By: John Mertic, Director of Program Management for ODPi
If you follow ODPi insight closely, you might remember these 2017 Big Data Predictions from our VP of Technology, Roman Shaposhnik. After the start of the new year, I started to think about what his predictions and emerging trends like Big Data’s “Push to the Cloud” might mean for our ecosystem – especially as it relates to the Hadoop landscape.
Last year, Apache Hadoop celebrated its tenth birthday. It was a milestone for the diaspora of the early team at Yahoo! that invented the technology and the worldwide community, along with The Apache Software Foundation that shepherded the growing platform since its launch. However, this decade-iversary also showcased something less obvious than Hadoop’s staying power: it brought to light that the canonical state of Hadoop is breaking apart.
Over the last couple of weeks, I’ve spent a lot of time reading through Hadoop and Big Data landscape articles written in the past few years. The most popular conversation was clearly the expansion of the stack – meaning new projects for every possible nook and cranny of the space. Fast data? Check. 12 ways to perform a SQL slice and dice? Done. AI (artificial intelligence) and ML (machine learning) capabilities? Yup. To see what I mean, take a look at this enormous Hadoop Ecosystem Table – summarizing current Hadoop related projects – here.
Traditionally, the role of Hadoop distribution providers within the ecosystem was to help make sense of a fast-changing and often-confusing landscape for customers. Showcasing their own preferred tools, distros gave the enterprise a stack of components that (more-or-less) worked well together – provided users stayed within confining application architecture walls. While this wasn’t ideal, it worked fairly well if enterprises were happy to stay in the “safe zone” their selected vendors laid out and could blissfully ignore other distros and solutions.
Though this may seem simple, the nature of deploying Big Data is quite varied. Reading through AtScale’s recent “Big Data Maturity” report, 53% of respondents reported using cloud in their deployment but only 14% have all of their data in the cloud. Not to mention Tony Baer’s recent ZDNet article citing that Hadoop in the cloud is a varied product depending upon the provider – and not in the traditional sense with how Cloudera CDP differs from Hortonworks HDP. This emergence of cloud brings into focus a fundamental shift emerging within the entire Big Data landscape.
If there is one overarching lesson the drive to PaaS and IaaS taught us, it would be the benefits of being lean. For example, you can throw more CPU, RAM and disk drives onto your on-premise environment with negligible cost increases; but for cloud instances, each addition counts against you quickly. Knowing this, the best cloud architectures include the ability to compartmentalize, identify focus areas of work and optimize each resource used – as wasting resources on the cloud has in-your-face cost ramifications.
Now combine Hadoop’s push to the cloud with the forced fiduciary responsibility of using cloud resources, and it’s quickly apparent that a traditional one-size-fits-all Hadoop distro is at natural odds – especially when that distro comes with a number of projects and tools that you’ve long-since outgrown.

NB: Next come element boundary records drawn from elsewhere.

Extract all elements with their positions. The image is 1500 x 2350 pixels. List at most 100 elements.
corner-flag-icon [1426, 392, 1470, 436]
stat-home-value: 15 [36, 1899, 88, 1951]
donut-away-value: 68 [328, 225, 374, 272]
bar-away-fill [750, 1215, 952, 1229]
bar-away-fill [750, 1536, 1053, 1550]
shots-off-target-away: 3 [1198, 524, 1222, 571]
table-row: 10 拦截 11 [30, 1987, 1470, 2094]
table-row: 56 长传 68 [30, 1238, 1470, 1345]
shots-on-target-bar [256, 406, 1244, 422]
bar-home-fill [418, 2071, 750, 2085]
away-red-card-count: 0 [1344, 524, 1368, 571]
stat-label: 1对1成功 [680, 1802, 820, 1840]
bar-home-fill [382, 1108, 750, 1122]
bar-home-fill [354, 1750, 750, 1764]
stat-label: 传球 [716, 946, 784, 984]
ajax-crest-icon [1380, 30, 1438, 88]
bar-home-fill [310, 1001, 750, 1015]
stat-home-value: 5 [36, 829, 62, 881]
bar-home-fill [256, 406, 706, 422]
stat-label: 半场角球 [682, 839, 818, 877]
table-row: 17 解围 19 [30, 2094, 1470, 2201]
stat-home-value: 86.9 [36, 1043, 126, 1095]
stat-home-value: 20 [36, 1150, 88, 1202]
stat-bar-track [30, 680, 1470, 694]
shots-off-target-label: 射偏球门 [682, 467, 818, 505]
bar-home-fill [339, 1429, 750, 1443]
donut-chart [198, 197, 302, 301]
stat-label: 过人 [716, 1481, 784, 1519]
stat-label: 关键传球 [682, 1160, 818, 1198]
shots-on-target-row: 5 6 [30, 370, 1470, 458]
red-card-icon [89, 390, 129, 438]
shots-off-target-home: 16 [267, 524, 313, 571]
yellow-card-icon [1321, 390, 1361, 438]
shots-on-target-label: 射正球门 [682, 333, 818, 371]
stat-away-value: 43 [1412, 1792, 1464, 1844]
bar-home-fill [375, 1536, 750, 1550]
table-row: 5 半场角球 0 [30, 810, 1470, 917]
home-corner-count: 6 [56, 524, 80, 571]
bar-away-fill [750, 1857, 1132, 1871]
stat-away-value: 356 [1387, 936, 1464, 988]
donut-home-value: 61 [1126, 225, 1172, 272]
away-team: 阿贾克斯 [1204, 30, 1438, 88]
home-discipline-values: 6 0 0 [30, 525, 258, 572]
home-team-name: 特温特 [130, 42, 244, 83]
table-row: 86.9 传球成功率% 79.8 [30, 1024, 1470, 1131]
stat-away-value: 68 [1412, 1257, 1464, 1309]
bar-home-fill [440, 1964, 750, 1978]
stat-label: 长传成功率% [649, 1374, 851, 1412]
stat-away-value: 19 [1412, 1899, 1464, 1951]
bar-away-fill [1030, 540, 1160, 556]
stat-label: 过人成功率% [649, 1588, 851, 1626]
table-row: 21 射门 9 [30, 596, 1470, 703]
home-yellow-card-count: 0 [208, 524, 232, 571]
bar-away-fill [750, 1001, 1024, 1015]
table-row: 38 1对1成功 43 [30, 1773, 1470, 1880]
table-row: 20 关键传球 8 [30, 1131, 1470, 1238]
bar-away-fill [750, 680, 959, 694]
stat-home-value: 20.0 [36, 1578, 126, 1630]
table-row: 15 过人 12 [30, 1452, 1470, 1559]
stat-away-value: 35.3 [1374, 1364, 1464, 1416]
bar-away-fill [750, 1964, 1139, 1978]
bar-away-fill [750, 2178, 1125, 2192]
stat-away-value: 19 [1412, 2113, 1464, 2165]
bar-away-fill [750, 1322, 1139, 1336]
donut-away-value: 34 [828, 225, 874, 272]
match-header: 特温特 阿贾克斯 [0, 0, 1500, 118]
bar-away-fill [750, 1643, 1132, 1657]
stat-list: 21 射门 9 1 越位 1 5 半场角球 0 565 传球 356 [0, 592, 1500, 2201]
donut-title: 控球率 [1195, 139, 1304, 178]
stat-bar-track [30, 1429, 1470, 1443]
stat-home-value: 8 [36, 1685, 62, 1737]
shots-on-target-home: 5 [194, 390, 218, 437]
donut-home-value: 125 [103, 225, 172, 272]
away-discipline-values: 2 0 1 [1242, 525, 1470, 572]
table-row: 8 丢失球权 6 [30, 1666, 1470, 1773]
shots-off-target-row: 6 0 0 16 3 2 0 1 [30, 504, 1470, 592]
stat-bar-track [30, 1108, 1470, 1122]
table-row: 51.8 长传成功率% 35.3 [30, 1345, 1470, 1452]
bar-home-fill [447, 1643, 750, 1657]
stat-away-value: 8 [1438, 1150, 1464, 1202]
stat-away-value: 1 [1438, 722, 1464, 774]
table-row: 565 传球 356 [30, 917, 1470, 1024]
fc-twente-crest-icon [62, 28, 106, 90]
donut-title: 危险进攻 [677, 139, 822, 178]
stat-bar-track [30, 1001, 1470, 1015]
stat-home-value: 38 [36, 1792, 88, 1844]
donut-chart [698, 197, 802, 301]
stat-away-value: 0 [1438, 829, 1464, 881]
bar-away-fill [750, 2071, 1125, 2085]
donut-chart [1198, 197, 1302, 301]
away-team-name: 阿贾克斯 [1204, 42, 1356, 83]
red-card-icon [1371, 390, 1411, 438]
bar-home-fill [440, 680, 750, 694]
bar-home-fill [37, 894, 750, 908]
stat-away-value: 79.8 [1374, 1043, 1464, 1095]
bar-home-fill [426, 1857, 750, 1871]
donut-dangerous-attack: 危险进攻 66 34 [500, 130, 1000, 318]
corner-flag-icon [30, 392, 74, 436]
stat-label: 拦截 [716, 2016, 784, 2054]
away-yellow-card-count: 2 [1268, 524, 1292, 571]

My biggest prediction for 2017 is that the Hadoop of 2016 is going to become much more modular, special purpose and leaner than what is currently being shipped. We’re are already seeing these trends in the following ways:
- IBM’s Watson Data Platform is centered around Spark – notice anything missing?
- Cloud vendors are moving away from traditional HDFS and, instead, making their native block stores the data lake
- Even traditional Hadoop distro vendors are recognizing this trend and launching offerings leveraging containers as a stopgap solution
This slow elimination of the one-size-fits-all ideal leads me to my second prediction: Hadoop and Big Data will no longer be discussed as their own beings – they’ll instead just be referred to as “Data.” I see this acknowledgment as the separation line between vendors who will be successful in 2017 and those who will not. Connecting the entire landscape story together, and speaking to customers about their data strategy vs. shiny new Hadoop or Big Data products, will separate this year’s data winners from its data losers.
My third prediction for Hadoop: ridding the marketplace of the “traditional Hadoop” baggage, and having the important conversations around data strategy, will employ the needs of traditional business to highlight leading technologies in this space. While this may sound pretty obvious, try answering this: how many traditional businesses are bragging about the efficiency of their Hadoop/Big Data/Data solutions and strategies right now? Not many. However, these businesses know that in order to remain competitive they’ll need to become “data driven.” I think we’ll start seeing organizations drive their needs back to vendors like never before and their successes will be much more prominently showcased. In other words, less focus on Amazon, Netflix and Facebook, and more narratives around companies like Progressive Insurance.
It’s a key year for Big Data as it crosses its biggest chasm yet, but as greater focus comes to this industry I think we’ll start seeing a noticeable push forward – setting up some even more impressive leaps in 2018 and beyond.